For more than a year, the FBI has been complaining that the rise of encryption technologies will make its investigators “go dark” and help criminals get away.
Hacking Team, the infamous spyware vendor that was hacked earlier this year, is now pitching its products to help US law enforcement get around its encryption problem with hacking tools.
The company apparently thinks this whole hoopla around encryption is the perfect time to speak up. “Most [law enforcement agencies] in the US and abroad will become ‘blind,’ they will ‘go dark:’ they will be simply be [sic] unable to fight vicious phenomena such as terrorism,” Hacking Team’s CEO David Vincenzetti wrote in an email sent to a mailing list made of potential and current customers on October 19. “Only the private companies can help here, we are one of them.”

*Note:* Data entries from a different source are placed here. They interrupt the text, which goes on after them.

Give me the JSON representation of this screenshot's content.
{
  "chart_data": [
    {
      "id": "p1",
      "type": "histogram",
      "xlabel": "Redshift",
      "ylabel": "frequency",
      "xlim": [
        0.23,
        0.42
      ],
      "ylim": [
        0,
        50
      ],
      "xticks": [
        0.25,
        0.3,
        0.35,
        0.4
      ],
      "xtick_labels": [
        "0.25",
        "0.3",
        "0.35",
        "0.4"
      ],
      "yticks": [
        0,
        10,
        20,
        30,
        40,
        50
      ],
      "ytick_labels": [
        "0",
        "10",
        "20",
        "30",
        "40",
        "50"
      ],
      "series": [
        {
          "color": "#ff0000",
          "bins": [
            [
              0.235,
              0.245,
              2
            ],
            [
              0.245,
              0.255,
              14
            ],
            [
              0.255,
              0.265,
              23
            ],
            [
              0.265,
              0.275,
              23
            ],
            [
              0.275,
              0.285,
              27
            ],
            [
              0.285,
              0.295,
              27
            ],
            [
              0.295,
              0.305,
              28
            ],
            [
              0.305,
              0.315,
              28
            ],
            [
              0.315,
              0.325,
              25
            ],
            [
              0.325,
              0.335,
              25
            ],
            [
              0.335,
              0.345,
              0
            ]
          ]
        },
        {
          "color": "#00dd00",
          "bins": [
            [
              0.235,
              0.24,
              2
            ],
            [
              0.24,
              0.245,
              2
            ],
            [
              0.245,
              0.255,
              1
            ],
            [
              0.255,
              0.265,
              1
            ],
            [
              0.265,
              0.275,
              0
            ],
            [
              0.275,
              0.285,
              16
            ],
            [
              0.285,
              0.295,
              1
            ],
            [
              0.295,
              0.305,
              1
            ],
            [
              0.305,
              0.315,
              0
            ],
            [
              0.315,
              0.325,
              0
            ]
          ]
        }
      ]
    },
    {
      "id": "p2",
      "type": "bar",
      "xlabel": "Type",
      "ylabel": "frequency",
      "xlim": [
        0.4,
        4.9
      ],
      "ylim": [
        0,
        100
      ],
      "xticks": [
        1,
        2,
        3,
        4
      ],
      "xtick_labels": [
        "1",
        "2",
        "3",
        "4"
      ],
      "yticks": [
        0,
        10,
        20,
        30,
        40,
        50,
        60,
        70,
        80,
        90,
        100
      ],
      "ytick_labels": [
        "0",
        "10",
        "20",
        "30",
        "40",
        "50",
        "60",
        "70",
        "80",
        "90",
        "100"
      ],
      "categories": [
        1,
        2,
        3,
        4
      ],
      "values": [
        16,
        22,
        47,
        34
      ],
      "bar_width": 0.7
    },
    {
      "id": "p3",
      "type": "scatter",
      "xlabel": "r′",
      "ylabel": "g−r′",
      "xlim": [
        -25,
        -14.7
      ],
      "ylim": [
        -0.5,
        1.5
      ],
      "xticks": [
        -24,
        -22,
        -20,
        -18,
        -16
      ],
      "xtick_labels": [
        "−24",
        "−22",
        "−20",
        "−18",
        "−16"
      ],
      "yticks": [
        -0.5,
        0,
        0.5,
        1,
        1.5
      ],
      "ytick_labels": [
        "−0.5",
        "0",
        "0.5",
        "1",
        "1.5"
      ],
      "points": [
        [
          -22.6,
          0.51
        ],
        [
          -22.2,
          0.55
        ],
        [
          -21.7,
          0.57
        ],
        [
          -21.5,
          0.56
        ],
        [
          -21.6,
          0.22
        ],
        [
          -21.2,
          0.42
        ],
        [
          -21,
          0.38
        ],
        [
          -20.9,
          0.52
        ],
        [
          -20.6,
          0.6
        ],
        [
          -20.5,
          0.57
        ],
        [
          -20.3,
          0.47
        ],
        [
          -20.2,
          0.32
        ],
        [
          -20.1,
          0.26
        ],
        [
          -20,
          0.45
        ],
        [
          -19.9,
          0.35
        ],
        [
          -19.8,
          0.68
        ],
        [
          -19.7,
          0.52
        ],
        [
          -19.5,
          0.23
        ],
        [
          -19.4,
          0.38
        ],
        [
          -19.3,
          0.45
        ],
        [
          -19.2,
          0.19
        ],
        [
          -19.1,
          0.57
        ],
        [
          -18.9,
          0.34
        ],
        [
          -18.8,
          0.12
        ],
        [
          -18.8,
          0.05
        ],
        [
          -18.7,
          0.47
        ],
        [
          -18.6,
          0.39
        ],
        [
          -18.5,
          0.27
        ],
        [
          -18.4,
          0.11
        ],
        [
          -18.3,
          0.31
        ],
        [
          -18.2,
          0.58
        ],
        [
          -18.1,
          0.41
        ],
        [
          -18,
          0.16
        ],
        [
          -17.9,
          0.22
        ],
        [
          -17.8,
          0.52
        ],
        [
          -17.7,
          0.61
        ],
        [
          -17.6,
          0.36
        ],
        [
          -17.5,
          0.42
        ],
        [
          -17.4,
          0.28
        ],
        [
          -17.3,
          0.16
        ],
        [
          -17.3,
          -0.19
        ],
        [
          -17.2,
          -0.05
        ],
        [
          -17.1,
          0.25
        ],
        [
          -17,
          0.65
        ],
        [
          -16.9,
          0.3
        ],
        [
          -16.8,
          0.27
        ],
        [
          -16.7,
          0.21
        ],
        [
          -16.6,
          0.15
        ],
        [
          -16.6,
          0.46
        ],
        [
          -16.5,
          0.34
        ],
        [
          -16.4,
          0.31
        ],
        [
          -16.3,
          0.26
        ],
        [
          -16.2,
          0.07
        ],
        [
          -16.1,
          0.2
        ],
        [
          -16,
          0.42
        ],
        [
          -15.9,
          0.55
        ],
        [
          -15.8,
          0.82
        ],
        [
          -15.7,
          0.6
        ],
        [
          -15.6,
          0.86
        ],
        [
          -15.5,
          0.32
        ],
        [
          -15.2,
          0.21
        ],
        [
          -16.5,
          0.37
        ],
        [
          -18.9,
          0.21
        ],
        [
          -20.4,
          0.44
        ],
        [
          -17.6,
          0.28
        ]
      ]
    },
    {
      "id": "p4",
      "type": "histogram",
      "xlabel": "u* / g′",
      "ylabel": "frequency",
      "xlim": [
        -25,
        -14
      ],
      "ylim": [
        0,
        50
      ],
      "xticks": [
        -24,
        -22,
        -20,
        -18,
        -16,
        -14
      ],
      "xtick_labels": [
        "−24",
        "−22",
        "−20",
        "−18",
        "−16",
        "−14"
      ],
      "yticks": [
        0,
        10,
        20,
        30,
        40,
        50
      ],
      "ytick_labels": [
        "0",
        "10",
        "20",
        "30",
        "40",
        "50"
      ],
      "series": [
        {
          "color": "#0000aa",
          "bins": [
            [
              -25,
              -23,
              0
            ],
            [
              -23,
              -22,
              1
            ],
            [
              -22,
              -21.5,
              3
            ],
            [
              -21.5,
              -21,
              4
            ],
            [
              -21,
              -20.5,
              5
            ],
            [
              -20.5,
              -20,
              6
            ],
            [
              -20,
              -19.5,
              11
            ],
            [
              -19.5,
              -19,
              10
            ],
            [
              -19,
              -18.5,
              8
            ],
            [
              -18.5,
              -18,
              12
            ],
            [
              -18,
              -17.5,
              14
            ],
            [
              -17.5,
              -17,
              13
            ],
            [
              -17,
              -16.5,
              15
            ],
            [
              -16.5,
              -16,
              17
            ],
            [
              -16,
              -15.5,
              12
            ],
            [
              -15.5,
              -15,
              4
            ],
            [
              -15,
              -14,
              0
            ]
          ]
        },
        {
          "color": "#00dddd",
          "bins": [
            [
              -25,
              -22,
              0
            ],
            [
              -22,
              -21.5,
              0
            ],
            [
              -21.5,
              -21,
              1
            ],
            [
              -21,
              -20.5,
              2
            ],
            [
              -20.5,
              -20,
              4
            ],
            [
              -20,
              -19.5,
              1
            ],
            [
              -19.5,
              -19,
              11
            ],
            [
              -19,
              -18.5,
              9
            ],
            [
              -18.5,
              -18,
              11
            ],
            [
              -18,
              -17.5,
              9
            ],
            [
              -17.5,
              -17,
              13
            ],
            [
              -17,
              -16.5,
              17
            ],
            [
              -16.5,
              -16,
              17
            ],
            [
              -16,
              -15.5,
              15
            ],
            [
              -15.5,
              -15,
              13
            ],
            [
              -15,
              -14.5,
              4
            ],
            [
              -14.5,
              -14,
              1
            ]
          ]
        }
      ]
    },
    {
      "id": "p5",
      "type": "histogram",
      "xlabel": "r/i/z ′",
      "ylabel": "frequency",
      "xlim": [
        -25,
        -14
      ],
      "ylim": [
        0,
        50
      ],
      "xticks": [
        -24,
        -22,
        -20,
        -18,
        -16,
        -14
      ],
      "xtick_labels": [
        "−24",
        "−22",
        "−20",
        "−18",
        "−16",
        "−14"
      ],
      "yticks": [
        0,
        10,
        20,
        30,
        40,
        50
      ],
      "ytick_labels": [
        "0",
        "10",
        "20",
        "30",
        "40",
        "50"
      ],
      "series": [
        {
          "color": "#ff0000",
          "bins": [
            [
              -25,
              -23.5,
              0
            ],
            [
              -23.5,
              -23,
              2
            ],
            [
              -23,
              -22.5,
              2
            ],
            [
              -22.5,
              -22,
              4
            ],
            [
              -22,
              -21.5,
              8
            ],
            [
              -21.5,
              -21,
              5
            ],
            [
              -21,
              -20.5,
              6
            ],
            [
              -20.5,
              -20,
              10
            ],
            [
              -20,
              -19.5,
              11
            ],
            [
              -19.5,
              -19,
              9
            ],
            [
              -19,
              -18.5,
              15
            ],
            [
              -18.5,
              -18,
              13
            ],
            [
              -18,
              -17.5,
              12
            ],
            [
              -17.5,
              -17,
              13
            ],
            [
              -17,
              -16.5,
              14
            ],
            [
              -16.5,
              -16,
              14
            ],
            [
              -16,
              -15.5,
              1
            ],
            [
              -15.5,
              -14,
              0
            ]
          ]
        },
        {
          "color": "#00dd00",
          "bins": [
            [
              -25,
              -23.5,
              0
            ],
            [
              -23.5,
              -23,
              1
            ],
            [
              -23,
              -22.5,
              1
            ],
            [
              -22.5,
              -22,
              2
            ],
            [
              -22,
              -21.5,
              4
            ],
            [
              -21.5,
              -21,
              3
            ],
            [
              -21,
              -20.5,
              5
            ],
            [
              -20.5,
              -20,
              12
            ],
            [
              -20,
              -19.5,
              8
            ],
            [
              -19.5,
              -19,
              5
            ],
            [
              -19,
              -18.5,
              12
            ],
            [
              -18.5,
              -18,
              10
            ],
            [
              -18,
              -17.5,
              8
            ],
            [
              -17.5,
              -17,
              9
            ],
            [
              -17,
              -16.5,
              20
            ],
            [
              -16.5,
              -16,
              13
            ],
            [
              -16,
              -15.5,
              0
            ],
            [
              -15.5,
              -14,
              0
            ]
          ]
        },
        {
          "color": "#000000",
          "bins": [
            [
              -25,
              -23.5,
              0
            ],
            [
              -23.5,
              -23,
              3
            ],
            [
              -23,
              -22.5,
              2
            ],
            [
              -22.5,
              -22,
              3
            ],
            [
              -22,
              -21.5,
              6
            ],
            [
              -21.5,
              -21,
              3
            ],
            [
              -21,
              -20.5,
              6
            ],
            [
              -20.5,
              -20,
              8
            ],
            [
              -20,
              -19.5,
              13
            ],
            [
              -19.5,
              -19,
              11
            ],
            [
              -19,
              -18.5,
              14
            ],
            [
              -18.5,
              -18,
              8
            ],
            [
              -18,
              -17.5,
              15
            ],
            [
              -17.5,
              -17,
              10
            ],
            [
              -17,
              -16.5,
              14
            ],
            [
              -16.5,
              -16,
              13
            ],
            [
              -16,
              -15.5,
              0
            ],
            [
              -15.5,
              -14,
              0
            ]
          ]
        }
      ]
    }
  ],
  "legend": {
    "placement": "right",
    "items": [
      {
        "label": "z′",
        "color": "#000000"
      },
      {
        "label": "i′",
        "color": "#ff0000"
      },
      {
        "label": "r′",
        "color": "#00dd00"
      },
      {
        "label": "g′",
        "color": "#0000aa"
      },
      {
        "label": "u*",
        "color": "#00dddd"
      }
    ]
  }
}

Vincenzetti went on to add, “It is crystal clear that the present American administration does not have the stomach to oppose the American IT conglomerates and to approve unpopular, yet totally necessary, regulations.” Hacking Team’s boss’ boasts come roughly four months after a mysterious hacker only known as PhineasFisher hacked into the company’s servers, leaking 400 GB of internal data, including emails, the company’s customers list. Most importantly, the hacker also leaked the source code underlying the company’s spyware suite, known as Remote Control System or RCS.
The leak sent Hacking Team into “full on emergency mode,” forcing it to ask its customers to shut off their systems. Since then, the company has been working on launching a new version of its software, RCS 10, security experts have learned. But it’s unclear when it’ll actually release it. Hacking Team did not respond to a request for comment. In the email sent to the mailing list, Vincenzetti confirmed that the company is now “finalizing brand new and totally unprecedented cyber investigation solutions, game changers, to say the least.”
In the meantime, after weeks of being unable to monitor their targets, some customers are back online, sources close to the company told. Vincenzetti’s pitch could also be seen as an attempt to come back into the US market. Hacking Team sold to the FBI and the Drug Enforcement Agency in the past, but both federal agencies are not customers anymore. The DEA cancelled its contract after using it only 17 times in three years, while the FBI let its license expire because it didn’t see RCS as a “must have,” as Hacking Team spokesperson Eric Rabe put it in an internal email.
The company also unsuccessfully pitched RCS to several local police departments in the US, despite the fact that some of them seemed to be eager to use it. While it might seem bizarre to make a pitch on a mailing list, a source with knowledge of the company told that the mailing list likely has several US government employees on it. To reach more people, especially potential customers, Vincenzetti collects business cards from people at the surveillance conference ISS World and adds their email adresses to the lists, the source said.
In fact, several unhappy subscribers asked Vincenzetti to be removed from the list, according to leaked emails. “Please remove me from your mailing list,” an agent at the Chandler Police Department said in an email to Vincenzetti in January of this year. “It was fun for awhile, but now you are to the point of being considered spam.” This email, on the other hand, is not spammy. It actually offers a glimpse into the embattled company’s aspirations, showing that despite the embarrassing hack, it’s not giving up. It remains to be seen if cops and spy are willing to give it a second chance.